On Tue, 9 Jun 2020 17:47:47 +0200
Claudio Imbrenda <imbre...@linux.ibm.com> wrote:

> On Tue, 9 Jun 2020 11:41:30 +0200
> Halil Pasic <pa...@linux.ibm.com> wrote:
> 
> [...]
> 
> > I don't know. Janosch could answer that, but he is on vacation. Adding
> > Claudio maybe he can answer. My understanding is, that while it might
> > be possible, it is ugly at best. The ability to do a transition is
> > indicated by a CPU model feature. Indicating the feature to the guest
> > and then failing the transition sounds wrong to me.  
> 
> I agree. If the feature is advertised, then it has to work. I don't
> think we even have an architected way to fail the transition for that
> reason.
> 
> What __could__ be done is to prevent qemu from even starting if an
> incompatible device is specified together with PV.

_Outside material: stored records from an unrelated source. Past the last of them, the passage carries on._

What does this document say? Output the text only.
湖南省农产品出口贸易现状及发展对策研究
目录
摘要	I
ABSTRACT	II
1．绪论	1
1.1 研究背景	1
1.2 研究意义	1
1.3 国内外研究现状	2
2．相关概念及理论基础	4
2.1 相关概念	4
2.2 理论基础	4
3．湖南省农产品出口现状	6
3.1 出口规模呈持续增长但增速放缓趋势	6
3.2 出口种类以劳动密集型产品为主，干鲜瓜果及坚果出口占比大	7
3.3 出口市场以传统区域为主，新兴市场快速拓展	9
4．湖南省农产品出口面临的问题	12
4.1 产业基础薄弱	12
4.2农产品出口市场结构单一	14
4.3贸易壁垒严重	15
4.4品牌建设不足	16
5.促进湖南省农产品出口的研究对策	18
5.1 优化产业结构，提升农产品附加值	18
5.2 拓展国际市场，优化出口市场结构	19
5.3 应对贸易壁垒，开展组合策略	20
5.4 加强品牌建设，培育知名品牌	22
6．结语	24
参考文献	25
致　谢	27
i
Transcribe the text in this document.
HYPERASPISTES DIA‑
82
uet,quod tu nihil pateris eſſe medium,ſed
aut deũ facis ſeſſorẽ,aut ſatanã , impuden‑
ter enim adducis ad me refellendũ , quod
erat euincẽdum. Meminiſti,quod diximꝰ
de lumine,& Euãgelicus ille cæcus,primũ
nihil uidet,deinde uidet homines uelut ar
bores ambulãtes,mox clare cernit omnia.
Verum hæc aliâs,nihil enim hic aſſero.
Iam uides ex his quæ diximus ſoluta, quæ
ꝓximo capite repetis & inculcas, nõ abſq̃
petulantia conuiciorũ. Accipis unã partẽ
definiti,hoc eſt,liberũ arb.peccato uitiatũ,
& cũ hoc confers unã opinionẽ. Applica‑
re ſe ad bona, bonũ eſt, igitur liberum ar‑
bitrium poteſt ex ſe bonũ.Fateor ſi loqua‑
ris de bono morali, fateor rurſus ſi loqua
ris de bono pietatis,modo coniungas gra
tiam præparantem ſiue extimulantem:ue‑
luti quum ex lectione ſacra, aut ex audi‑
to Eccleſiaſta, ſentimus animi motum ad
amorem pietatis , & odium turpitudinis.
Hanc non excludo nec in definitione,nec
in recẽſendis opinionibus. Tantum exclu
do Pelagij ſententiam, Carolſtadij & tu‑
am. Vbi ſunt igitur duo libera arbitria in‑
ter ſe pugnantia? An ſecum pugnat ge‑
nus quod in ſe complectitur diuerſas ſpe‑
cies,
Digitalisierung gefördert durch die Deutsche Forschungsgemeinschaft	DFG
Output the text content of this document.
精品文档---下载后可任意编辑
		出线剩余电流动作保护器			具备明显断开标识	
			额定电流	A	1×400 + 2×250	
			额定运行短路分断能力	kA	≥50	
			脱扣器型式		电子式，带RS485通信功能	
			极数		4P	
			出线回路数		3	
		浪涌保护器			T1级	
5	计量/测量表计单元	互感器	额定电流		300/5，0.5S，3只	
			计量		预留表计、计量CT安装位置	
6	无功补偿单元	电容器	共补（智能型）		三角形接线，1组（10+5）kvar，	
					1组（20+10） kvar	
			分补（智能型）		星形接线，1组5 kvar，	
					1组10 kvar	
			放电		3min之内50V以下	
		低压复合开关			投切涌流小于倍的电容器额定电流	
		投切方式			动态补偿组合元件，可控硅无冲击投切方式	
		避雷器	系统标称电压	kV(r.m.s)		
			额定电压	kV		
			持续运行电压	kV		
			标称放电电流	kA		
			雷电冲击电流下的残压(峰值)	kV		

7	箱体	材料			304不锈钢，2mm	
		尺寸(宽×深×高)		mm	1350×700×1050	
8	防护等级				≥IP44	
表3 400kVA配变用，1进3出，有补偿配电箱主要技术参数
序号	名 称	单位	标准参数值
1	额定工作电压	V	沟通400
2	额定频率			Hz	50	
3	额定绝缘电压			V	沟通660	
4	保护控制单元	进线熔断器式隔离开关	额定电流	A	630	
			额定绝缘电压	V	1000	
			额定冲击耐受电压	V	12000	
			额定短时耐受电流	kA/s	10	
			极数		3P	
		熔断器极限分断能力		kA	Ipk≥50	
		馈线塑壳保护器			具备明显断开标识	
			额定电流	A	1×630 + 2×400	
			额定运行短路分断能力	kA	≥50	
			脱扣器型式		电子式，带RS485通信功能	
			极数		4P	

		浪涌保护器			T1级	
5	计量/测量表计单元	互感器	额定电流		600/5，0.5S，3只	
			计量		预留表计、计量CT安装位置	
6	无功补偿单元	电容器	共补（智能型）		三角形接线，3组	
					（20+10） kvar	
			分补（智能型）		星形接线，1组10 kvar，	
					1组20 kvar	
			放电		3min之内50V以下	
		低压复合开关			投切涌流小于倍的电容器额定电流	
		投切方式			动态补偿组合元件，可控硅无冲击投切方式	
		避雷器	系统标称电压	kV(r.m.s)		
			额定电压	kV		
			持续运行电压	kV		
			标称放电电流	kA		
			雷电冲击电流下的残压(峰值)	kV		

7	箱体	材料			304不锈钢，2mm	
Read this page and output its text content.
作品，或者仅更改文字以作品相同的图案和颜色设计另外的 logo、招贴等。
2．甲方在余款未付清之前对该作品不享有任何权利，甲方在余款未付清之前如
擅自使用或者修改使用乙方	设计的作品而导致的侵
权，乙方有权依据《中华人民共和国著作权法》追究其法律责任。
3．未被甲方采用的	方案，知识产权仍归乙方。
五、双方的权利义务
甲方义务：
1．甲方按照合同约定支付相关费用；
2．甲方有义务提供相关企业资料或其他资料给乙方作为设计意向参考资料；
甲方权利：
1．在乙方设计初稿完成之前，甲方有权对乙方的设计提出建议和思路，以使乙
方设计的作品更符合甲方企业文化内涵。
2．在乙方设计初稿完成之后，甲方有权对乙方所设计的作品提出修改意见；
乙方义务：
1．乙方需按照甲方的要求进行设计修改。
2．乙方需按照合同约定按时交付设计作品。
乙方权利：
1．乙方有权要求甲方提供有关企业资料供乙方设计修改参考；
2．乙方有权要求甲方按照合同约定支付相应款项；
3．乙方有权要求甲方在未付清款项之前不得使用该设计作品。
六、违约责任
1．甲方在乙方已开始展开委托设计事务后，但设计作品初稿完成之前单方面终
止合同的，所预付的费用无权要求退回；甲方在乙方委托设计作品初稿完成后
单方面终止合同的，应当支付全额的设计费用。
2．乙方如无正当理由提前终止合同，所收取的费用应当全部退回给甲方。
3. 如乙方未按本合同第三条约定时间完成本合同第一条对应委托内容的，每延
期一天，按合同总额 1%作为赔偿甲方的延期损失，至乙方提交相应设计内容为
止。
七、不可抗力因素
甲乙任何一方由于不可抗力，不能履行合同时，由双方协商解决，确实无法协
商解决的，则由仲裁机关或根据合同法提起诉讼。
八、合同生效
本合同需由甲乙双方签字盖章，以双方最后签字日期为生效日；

Seems reasonable, if an incompatible device can crash the whole guest.
Better not even let it start. (And prevent hotplugging it into a
running guest.)

> 
> Another option is to disable PV at the qemu level if an incompatible
> device is present. This will have the effect that trying to boot a
> secure guest will fail mysteriously, which is IMHO also not too great.

Yes, if that is not architected, and no other possible failure code can
map to that case.

> 
> do we really have that many incompatible devices?

Which devices are compatible in the end? It seems the only ones that
are known to be working are virtio-ccw devices with IOMMU_PLATFORM on.
virtio-pci devices and non-virtio ccw (vfio-ccw, 3270) seem to be out,
as far as I understand it. What about non-ccw? PCI in general, vfio-ap?